Глава 7. О том, как Костя Новиков по пути в Вену познакомился с журналисткой

Самолёт набрал ход, но – так показалось Константину – не разогнался как следует, и отталкивался от земли тяжело. «Нехороший знак», – подумалось человеку, не боящемуся летать, но более уверенно сидящему в седле кресла, когда перед ним стаканчик с виски. «Вот черт, времена! И не пыхнуть, и не нальют. А ещё иностранный рейс, австрийские, красноголовые, в алых шапочках и юбочках… дятлы женского рода», – выпустил он пар волнения.
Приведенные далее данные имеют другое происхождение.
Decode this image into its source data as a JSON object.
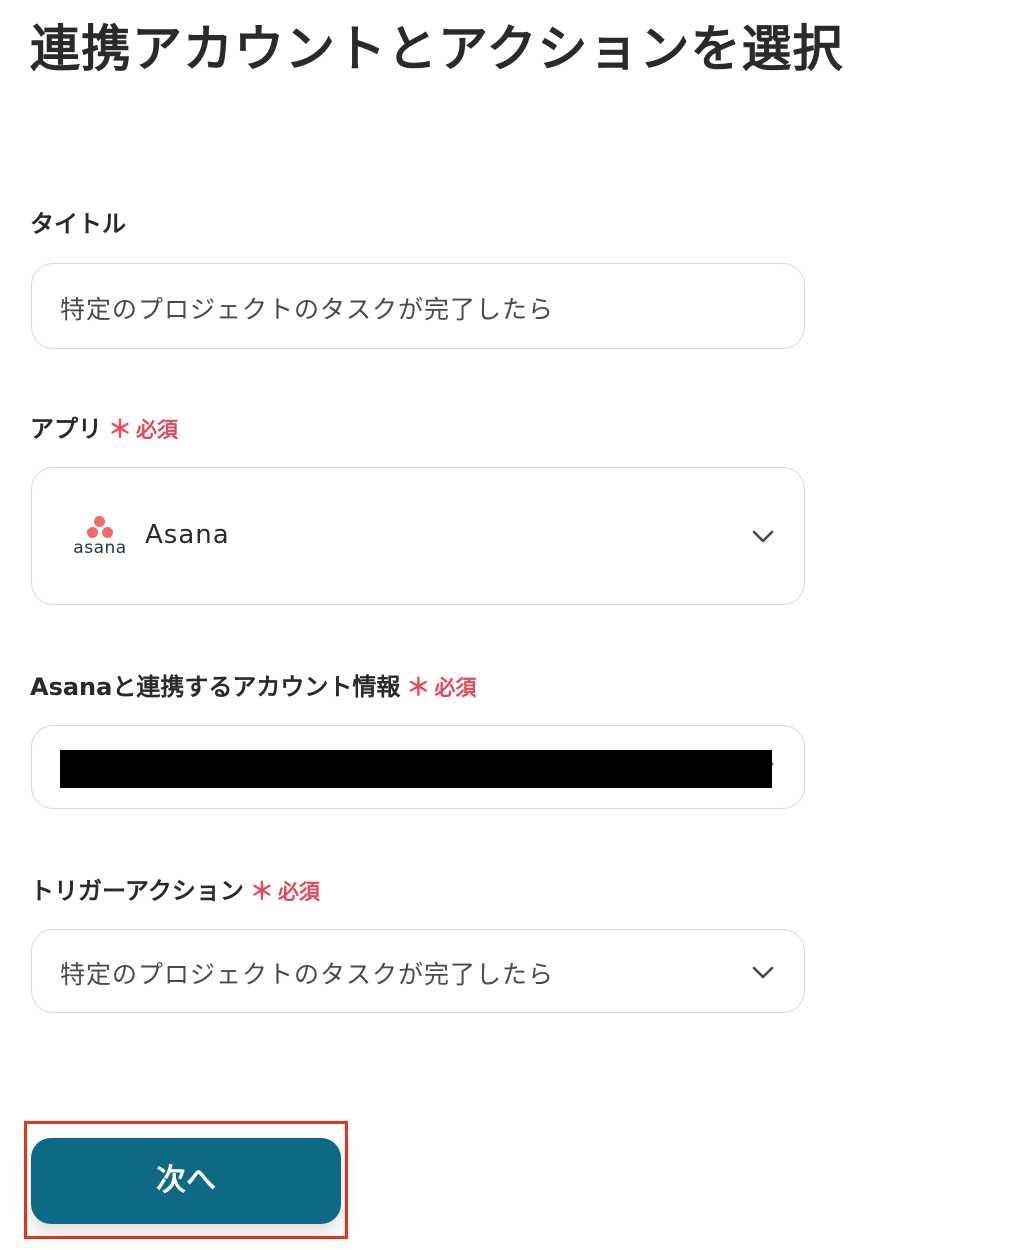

Но вот машина увереннее взмыла вверх, проткнула носом облако, похожее на рыбий жир, чудным образом опёрлась о него распахнутым крылом, над которым, в овальном окошечке, бог увидел бы два серых глаза внимательных Константина Новикова. Если бы присмотрелся. И вот самолёт распластался над кочковатым розовым морем, и двинулся воздушным, уже неспешным ровным шагом, на запад, от светила. Серебристый дельфиний бок отражал его жар. Константин провёл шершавым языком по губам. Хоть бы водички поднесли, если не водочки. Не несут…

«Хлопнул по карману – не звенит… Если только буду знаменит… Да, будешь ты знаменит…»

Нажимать на кнопку вызова ему не хотелось, – это вроде как одалживаться перед красноголовыми… Он уткнулся в иллюминатор, устремив взгляд на розовое море, замершее перед ним в кажущемся безветрии и безвременье. Без ветра нет времени. Почему оно кажется застывшим, ведь это противоречит школьной физике? Не могут ведь облака лететь в Вену с той же быстротой, что и наблюдатель Константин Новиков?

Были времена, он часами глазел на облака, как несутся они, наполняя собой и жизнью небо. Он ложился головой к окну, к открытому окну, запрокидывал голову, так что затылок больно упирался в пупочек стеганого матраса, и так провожал их рисунки на небесном песке. Пахло осенью – облака плыли к морю. Или дышала в комнату вишневым цветом весна, облака тоже спешили к морю. А однажды была зима, и зима злючая. Он прилёг на кровать с мокрыми волосами, после баньки. Луна была желтой, с темными подвижными пятнами облаков, живущих в пространстве между домиком в деревне и космосом. Костя глядел, глядел и уснул. А утром очнулся от зверской боли и обнаружил, что волосы обледенели, виски выламывает, словно то не виски, а суставы, которые выкручивает могучий самбист. Испуг охватил его, ужас был равен боли. В затылке стучала единственная мысль – вот сейчас застынет мозг, и замрёт и она, даже эта мысль. Навсегда. Ужас. В голове замерзнет птичка… Черная и с огромным клювом. А по морю плыло облако, подобное белому трехгорбому верблюда. Таких не знает природа, в Сахаре не было Чернобыля. Но – что есть на небе, сбудется и на Земле! А облака – это прототипы земных существ. Так говорил все знающий дядя Эдик, хозяин дома.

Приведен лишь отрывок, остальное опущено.